Ela olhou para trás, e eu também.

Sim, todo mundo acompanhava a catástrofe que acontecia do outro lado do salão. A coitada teria uma marca de pênis na axila, junto com um esfolado de zíper. A manhã seria triste para ela.

— Ok. — Blake debruçou no balcão e pegou nossas bebidas. A visão era linda. Vi só um pedacinho da bunda, o suficiente para querer me tornar um exibicionista.

— Linda. — Apertei aquela bunda antes de virá-la lentamente, pegar um copo e brindar com ela. — Aos recomeços?

— E aos finais felizes.

— E assim a virgem vira vagabunda. Meu trabalho aqui es- tá concluído.

— Disse o galinha.

— Que vai para casa com você. Agora rebola para a porta. Tenho umas ideias que envolvem corda e fita adesiva.

— Ian!

— Quê? Estava pensando em fazer uns consertos na casa, menina sacana.

Ela ficou vermelha.

— Vem, vamos sair daqui antes que eu te leve para o banheiro. Com você, tenho que manter a classe.

— Não sei... acho que eu topo o banheiro.

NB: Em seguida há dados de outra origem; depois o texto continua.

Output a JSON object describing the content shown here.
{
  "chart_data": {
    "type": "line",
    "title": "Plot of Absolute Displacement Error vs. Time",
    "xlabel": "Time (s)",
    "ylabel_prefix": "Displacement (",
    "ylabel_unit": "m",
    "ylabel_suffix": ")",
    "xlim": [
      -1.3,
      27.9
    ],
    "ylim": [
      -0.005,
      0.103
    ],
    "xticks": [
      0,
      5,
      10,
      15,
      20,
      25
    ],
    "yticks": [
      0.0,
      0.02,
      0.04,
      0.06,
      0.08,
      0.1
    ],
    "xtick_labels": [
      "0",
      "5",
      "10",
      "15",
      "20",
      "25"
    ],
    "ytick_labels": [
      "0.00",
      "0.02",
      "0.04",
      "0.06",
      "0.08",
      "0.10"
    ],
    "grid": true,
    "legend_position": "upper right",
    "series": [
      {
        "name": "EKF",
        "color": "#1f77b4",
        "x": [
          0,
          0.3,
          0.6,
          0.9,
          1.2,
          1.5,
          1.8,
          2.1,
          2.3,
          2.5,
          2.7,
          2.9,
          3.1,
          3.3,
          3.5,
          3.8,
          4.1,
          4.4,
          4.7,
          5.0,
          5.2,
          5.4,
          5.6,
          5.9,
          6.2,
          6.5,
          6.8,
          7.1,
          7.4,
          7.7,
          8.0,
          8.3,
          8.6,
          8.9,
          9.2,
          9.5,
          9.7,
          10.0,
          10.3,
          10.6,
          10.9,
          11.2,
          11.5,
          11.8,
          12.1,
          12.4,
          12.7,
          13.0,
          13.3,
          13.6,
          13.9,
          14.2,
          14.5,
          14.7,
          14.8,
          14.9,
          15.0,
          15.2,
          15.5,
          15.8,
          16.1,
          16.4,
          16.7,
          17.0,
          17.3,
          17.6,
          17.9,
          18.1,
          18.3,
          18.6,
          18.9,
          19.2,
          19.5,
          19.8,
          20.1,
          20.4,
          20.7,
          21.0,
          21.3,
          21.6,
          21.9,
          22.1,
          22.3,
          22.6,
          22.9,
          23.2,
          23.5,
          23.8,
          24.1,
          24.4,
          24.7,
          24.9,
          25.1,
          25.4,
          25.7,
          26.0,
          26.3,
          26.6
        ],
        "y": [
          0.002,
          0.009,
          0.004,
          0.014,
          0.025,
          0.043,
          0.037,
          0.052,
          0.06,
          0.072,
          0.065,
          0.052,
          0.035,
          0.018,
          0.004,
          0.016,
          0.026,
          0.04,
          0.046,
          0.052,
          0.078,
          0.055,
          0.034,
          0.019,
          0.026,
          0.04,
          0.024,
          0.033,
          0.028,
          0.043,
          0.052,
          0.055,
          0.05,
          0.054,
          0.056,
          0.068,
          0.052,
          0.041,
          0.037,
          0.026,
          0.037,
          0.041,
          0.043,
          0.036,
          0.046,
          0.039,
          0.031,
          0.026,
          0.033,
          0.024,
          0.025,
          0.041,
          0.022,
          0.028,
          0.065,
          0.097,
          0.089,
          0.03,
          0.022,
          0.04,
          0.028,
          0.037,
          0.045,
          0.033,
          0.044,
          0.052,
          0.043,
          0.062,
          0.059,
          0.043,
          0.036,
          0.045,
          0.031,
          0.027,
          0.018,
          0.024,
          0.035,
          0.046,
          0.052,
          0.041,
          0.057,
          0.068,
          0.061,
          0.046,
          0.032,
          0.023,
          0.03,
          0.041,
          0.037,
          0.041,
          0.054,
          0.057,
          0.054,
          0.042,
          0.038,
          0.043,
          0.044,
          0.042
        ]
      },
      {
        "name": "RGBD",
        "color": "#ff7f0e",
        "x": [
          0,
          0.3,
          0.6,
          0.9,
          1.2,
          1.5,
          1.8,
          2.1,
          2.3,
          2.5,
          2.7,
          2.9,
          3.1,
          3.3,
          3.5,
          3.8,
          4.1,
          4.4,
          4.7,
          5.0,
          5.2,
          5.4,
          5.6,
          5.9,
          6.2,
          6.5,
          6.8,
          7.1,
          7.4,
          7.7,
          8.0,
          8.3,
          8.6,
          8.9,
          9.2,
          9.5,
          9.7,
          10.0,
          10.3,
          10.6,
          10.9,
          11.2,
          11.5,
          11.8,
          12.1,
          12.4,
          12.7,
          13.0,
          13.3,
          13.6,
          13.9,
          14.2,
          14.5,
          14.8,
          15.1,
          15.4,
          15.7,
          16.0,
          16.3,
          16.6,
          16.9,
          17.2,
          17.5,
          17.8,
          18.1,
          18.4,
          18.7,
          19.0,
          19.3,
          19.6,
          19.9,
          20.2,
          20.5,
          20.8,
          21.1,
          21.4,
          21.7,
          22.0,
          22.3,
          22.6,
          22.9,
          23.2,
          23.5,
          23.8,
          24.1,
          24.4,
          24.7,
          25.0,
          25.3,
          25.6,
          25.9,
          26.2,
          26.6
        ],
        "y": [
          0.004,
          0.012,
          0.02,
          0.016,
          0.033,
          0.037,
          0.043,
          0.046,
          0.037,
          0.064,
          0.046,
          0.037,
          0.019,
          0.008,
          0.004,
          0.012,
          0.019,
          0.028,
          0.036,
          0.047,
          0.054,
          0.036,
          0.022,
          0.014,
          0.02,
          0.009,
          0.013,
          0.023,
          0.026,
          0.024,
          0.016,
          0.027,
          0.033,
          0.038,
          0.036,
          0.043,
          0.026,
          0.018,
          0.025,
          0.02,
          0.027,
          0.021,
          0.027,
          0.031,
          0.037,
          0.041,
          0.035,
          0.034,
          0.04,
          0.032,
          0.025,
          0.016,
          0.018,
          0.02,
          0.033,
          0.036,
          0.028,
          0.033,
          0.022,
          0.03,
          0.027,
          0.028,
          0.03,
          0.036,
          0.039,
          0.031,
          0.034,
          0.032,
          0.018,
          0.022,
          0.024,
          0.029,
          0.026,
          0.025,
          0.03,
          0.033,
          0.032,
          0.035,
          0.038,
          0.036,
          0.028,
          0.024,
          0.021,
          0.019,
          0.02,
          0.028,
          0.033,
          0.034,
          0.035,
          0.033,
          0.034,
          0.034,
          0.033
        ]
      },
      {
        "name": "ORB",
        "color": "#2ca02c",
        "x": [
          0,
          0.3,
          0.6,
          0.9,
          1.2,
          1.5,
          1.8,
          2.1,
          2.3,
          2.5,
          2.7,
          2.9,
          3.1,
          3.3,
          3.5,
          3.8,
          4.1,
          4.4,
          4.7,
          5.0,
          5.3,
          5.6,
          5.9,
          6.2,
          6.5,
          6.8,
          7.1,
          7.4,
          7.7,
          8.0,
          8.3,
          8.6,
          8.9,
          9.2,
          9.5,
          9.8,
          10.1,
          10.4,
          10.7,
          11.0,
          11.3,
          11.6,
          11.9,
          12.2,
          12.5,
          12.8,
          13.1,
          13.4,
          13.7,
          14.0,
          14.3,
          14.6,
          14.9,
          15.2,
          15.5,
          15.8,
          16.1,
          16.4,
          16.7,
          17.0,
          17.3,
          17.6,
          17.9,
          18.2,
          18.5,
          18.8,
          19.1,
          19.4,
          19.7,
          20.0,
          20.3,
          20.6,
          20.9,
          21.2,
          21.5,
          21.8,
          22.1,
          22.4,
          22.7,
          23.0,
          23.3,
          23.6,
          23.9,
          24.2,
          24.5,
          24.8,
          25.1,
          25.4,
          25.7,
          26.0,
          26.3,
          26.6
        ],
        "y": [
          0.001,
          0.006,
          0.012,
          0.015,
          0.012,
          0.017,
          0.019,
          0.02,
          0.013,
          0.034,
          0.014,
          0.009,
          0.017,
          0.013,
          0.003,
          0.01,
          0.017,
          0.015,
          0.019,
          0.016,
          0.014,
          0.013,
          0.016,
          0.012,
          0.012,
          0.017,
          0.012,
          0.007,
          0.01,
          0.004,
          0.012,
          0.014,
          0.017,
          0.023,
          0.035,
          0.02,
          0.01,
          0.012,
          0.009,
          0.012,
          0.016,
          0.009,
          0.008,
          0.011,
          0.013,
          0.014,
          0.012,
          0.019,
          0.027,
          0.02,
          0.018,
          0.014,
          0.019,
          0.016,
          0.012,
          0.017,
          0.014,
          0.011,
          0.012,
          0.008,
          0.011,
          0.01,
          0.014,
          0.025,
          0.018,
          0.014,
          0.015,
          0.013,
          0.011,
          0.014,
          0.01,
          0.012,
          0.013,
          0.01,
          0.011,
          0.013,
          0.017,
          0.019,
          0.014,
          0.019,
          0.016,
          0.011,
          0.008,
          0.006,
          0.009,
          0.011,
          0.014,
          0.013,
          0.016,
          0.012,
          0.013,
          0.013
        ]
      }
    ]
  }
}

— Hum. — Continuei andando com ela para a porta. — Talvez na próxima. Hoje eu quero você na cama. Não vou declarar meu amor e depois te levar para um banheiro público, por mais que esse vestido seja sexy e eu não lembre de ter comprado ele para você.

— É da Gabi.

— Às vezes, eu amo aquela garota.

— E às vezes, em raras ocasiões, ela te ama.

Rindo, beijei a cabeça de Blake e murmurei:

— Vamos para casa.

 

 

Nunca uma viagem de carro durou tanto tempo. Para piorar, algumas ruas do centro estavam em obras, e o trajeto que deveria ter consumido poucos minutos demorou quase vinte.

— Tudo bem?

— Não. — Meu corpo todo doía.

— Ian?

— Hum? — Virei para Blake. As mãos dela estavam unidas no colo, o vestido de tricô era quase indecente, subia pelas coxas. Tentei segurar sua mão, mas ela a puxou. — Que foi?

— Eu correspondi ao beijo.

— Ai, merda. — Era o fim da noite de diversão. — Blake, sério, não quero falar sobre ele. Acabou. Foi um momento de fraqueza...

— Momento de fraqueza? — Ela gargalhou. — Não, eu beijei de volta para ter certeza.

— Certeza? — O operário balançou a bandeira na minha frente. Progredíamos a passos de tartaruga sobre uma ponte. Eu não podia mais olhar para Blake, mas sentia sua apreensão. — Certeza de quê?

— Dos meus sentimentos.

Estávamos quase na minha casa. Olhei de lado para ela.

— Pelo David?

— Não. — Ela engoliu. — Por você.

— Blake, não quero ser ofensivo, na boa, mas onde estava com a cabeça?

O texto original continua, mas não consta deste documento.